- Pitcher
- Born: December 9, 1909 Enterprise, Ohio, U.S.
- Died: March 16, 1987 (aged 77) Westerville, Ohio, U.S.
- Batted: RightThrew: Right

MLB debut
- September 17, 1930, for the Boston Red Sox

Last MLB appearance
- July 15, 1934, for the Washington Senators

MLB statistics
- Won–lost record: 30–28
- Earned run average: 5.05
- Strikeouts: 87
- Stats at Baseball Reference

Teams
- Boston Red Sox (1930–1933); Philadelphia Athletics (1934); Washington Senators (1934);

= Bob Kline =

American baseball player (1909–1987)

Robert George Kline [Junior] (December 9, 1909 - March 16, 1987) was an American pitcher in Major League Baseball who played for three teams between the 1930 and 1934 seasons. Listed at 6' 3", 200 lb., Kline batted and threw right-handed. He was born in Enterprise, Ohio.

==Career==

A fastball thrower, Kline started and filled various relief roles coming out of the bullpen as a closer, middle reliever, and set-up man. He entered the majors in 1930 with the Boston Red Sox, playing for them four years before joining the Philadelphia Athletics (1934) and Washington Senators (1934). While in Boston, he learned to pitch a sinker from roommate Wilcy Moore which helped him to win 11 games in 1932.
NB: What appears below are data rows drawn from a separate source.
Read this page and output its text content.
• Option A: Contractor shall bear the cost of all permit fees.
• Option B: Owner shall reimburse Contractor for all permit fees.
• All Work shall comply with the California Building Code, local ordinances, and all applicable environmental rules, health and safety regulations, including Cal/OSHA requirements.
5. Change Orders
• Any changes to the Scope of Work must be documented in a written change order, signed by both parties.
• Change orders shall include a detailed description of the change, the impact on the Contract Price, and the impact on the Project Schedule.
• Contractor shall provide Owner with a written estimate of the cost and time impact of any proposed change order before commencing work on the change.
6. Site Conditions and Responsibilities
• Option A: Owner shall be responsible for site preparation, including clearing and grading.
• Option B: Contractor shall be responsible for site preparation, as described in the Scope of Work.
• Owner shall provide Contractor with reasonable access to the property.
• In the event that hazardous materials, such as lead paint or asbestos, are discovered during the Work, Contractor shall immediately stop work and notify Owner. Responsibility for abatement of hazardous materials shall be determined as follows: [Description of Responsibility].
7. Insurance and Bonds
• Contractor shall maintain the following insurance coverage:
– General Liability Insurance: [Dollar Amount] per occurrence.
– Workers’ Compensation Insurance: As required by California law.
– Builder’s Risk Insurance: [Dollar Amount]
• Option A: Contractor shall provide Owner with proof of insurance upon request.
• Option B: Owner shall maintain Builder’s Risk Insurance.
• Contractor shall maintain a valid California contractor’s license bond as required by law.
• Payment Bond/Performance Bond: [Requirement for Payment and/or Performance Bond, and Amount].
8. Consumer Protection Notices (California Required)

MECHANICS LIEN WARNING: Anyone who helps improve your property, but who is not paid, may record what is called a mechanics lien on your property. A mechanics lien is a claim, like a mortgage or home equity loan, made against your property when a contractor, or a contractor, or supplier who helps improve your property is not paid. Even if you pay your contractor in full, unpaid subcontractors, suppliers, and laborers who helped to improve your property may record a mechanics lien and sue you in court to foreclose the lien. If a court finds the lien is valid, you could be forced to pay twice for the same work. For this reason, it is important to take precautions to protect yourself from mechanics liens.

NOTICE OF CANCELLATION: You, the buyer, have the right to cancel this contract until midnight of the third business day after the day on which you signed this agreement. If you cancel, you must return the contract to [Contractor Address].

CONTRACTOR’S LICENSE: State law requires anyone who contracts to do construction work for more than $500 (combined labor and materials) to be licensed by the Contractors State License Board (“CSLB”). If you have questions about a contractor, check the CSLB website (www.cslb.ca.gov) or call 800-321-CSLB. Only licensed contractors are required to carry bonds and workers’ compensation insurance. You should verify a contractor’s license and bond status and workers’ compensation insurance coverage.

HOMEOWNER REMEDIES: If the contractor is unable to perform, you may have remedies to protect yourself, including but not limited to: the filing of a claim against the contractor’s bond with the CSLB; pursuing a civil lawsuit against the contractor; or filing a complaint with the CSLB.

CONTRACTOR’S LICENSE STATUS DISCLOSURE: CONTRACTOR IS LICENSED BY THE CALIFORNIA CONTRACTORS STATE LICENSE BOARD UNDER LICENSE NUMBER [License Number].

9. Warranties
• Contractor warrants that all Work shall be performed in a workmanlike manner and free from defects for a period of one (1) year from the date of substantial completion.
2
On October 1, 1933, Kline was the opposing pitcher at Yankee Stadium during the last pitching appearance for Babe Ruth.

At the end of the season, Kline was sent by Boston, along with Rabbit Warstler and cash, to the Athletics in a transaction that brought Lefty Grove, Rube Walberg and Max Bishop to the Red Sox. He split the season with Philadelphia and Washington, collecting seven relief wins to lead the American League pitchers after his contract was sold to the Senators on June 23, 1934.

In a five-season career, Kline posted a 30–28 record with 87 strikeouts and a 5.05 earned run average in 148 appearances, including 37 starts, eight complete games, one shutout, seven saves, and 441 2/3 innings of work.

Following his playing career, Kline managed the 1946 Marion Cardinals and 1947 Johnson City Cardinals. He died in Westerville, Ohio, at age 77.